For me, the real question is: what fits the model better?
It's like comparing a Tuple and a List.
Tuples are a fixed size and are heterogeneous -- they are "hypernormalized".
Lists are an arbitrarty size and are homogeneous.
I use a Tuple when I need a Tuple and a List when I need a list; they fundamentally server different purposes.
In this case, since the product structure is already well defined (and I assume not likely to change) then I would stick with the "Tuple approach". The real power/use of a List (or recursive table pattern) is when you need it to expand to an arbitrary depth, such as for a BOM or a genealogy tree.
I use both approaches in some of my database depending upon the need. However, there is also the "hidden cost" of a recursive pattern which is that not all ORMs (not sure about AR) support it well. Many modern DBs have support for "join-throughs" (Oracle), hierarchy IDs (SQL Server) or other recursive patterns. Another approach is to use a set-based hierarchy (which generally relies on triggers/maintenance). In any case, if the ORM used does not support recursive queries well, then there may be the extra "cost" of using the to the DB features directly -- either in terms of manual query/view generation or management such as triggers. If you don't use a funky ORM, or simply use a logic separator such as iBatis, then this issue may not even apply.
As far as performance, on new Oracle or SQL Server (and likely others) RDBMS, it ought to be very comparable so that would be the least of my worries: but check out the solutions available for your RDBMS and portability concerns.
Everybody who recommends you not to have a hierarchy introduced in the database, considering just the option of having a self-referenced table. This is not the only way to model the hierarchy in the database.
You may use a different approach, that provides you with easier and faster querying without using recursive queries.
Let's say you have a big set of nodes (categories) in your hierarchy:
Set1 = (Node1 Node2 Node3...)
Any node in this set can also be another set by itself, that contains other nodes or nested sets:
Node1=(Node2 Node3=(Node4 Node5=(Node6) Node7))
Now, how we can model that?

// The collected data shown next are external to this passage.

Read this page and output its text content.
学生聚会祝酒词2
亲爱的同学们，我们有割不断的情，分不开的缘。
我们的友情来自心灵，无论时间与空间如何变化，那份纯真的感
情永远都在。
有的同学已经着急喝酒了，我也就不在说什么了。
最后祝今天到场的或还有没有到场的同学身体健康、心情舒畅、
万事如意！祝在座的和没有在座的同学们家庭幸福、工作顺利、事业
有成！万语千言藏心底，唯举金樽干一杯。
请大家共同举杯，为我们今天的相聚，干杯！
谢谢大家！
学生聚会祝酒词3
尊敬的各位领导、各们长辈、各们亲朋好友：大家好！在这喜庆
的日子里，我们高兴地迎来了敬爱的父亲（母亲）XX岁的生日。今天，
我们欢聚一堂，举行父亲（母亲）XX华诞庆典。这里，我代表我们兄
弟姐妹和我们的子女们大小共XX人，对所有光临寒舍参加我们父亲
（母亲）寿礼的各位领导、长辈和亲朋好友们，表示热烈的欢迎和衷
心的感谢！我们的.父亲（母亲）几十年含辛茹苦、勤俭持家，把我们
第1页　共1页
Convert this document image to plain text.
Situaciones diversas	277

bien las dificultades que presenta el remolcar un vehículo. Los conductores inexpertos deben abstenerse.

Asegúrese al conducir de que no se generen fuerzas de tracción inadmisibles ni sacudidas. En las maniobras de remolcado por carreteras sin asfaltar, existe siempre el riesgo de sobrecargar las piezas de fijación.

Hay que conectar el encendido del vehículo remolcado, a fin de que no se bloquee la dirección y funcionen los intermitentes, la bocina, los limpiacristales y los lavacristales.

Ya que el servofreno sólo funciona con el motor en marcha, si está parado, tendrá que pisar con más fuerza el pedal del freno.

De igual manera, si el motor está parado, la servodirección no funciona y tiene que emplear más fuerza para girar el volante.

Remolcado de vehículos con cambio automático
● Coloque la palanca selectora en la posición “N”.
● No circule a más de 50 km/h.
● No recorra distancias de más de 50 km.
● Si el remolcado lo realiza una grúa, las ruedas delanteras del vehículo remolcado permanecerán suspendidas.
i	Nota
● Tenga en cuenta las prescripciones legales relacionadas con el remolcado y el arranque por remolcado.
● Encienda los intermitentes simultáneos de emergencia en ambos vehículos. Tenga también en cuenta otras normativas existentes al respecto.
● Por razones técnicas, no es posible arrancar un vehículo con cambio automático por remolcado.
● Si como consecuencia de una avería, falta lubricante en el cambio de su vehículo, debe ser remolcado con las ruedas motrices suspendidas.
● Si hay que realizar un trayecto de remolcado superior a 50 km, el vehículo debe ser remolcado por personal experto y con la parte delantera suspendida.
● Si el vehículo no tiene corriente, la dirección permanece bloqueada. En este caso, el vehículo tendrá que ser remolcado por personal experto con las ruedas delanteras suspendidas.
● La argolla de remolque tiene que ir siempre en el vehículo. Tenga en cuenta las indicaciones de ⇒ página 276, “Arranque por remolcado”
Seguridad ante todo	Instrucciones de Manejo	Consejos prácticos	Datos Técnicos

Let's have each node to have two attributes, that set the boundaries of the nodes it contains:
Node = { Id: int, Min: int, Max: int }
To model our hierarchy, we just assign those min/max values accordingly:
Node1 = { Id = 1, Min = 1, Max = 10 }
Node2 = { Id = 2, Min = 2, Max = 2 }
Node3 = { Id = 3, Min = 3, Max = 9 }
Node4 = { Id = 4, Min = 4, Max = 4 }
Node5 = { Id = 5, Min = 5, Max = 7 }
Node6 = { Id = 6, Min = 6, Max = 6 }
Node7 = { Id = 7, Min = 8, Max = 8 }
Now, to query all nodes under the Set/Node5:
select n.* from Nodes as n, Nodes as s
where s.Id = 5 and s.Min < n.Min and n.Max < s.Max
The only resource-consuming operation would be if you want to insert a new node, or move some node within the hierarchy, as many records will be affected, but this is fine, as the hierarchy itself does not change very often.